When I am truly strong in character and spirit, I understand and embody the need for gentleness and I encourage and honor the choices of others. I don't need to force anyone else to think or believe the way I do. I just need to be the BEST ME. I have to do MY work, release my regrets and anger, forgive my "trespassers," and build my spiritual strength of faith and intuition. This is A LOT! No wonder lots of people want to focus their attention on others. It is easier to do.
Life IS an infinite space of directions and possibilities. The act of being kind and respectful becomes the anchor for the vessel of my strength so I may remain rooted yet flexible and resilient in the face of challenges and difficulties. Sometimes I find this challenging and notice I am becoming hardened in my heart and opinions. When this happens, I also feel more stiff and inflexible physically and emotionally sharp and splintered. Things don't flow and I seem to look for and attract conflict and obstacles. Has this happened to you?
Lately, this is when I practice pausing and reflecting and I ask myself:
1) What trigger from the past that makes me feel anxious and afraid is coming up right now and why? Are the people and circumstances similar somehow? In what specific way?
2) I then wonder why I am attracting a situation like this past circumstance into my life at this moment and time? What am I ready to learn, and how can I respond differently than in the past because I am a DIFFERENT person?
3) How can I appropriately comfort (I am very honest with myself at this point and try to think of healthier ways to provide solace than food, romance novels and lashing out at others) and reassure myself AND the younger person I was in the past? Do I need to forgive or just listen and extend compassion? I also remind myself of all the loving ways in which I take care of someone else who is asking for my assistance in this type of matter and see if I could treat myself the same way.
4) Do you want to cry or scream or run away? Can I give myself these releases in a way that honors? Is there some type of ritual that will help me process and surrender my feelings? Sometimes, I write in a journal or call a safe friend. Many times I walk outside, sit with my dog, go someplace quiet or just get in the car and drive for a while with some gentle music in the background.
There are other things and thoughts that come up, but this is where I usually start, and ALL of these practices remind me of how I am being more gentle and loving with myself. As a result, I am able to set some things from the past free to float back into the infinite source of all and brush out new spaces for more strength and peace. After all, the more I am able to face my own fears, demons and regrets, the more personal power and courage I gain to go deeper and further into myself. The more I do this, the more I am able to do the same for others, and the stronger I become.

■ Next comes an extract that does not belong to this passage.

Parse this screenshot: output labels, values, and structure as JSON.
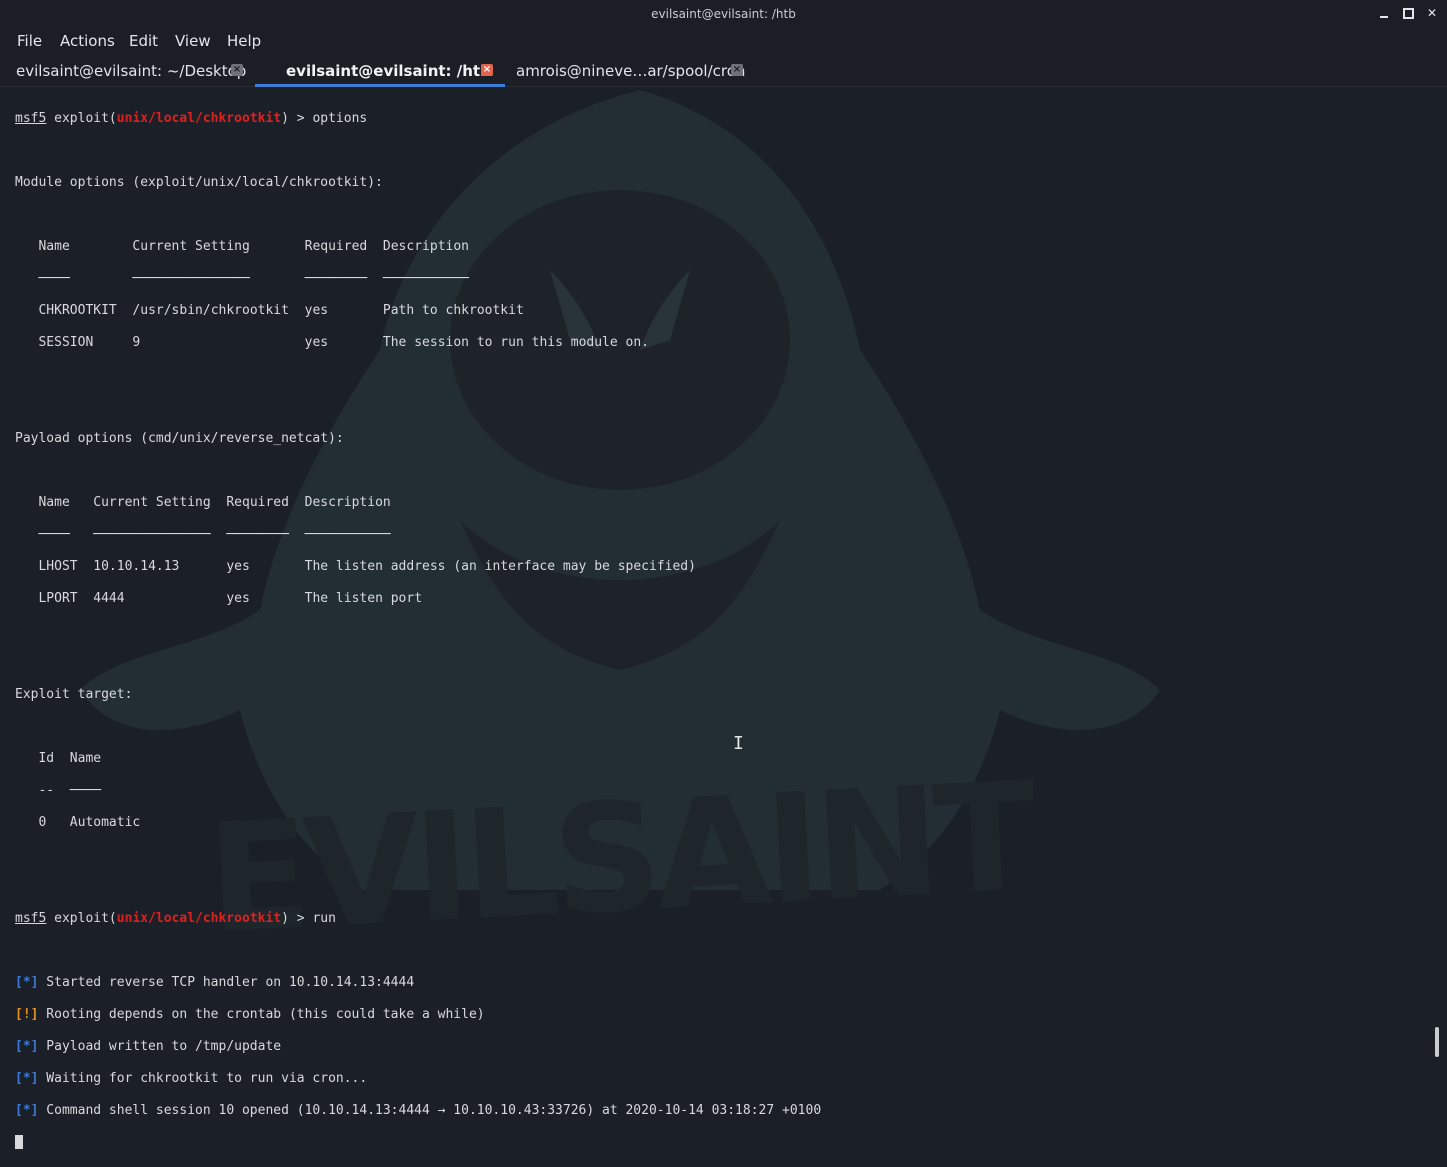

I am becoming stronger all the time...not in the "evil" empire way, but in a way that mirrors paradigms of personal strength and accountability. Teachers who inspire me by recognizing their flawed human nature and deciding to embrace it and use it to create love, plant seeds of hope, and engender gentleness in one small space at a time. I am choosing this path and I am learning as I go:
"The stronger I become, the more gentle I will be."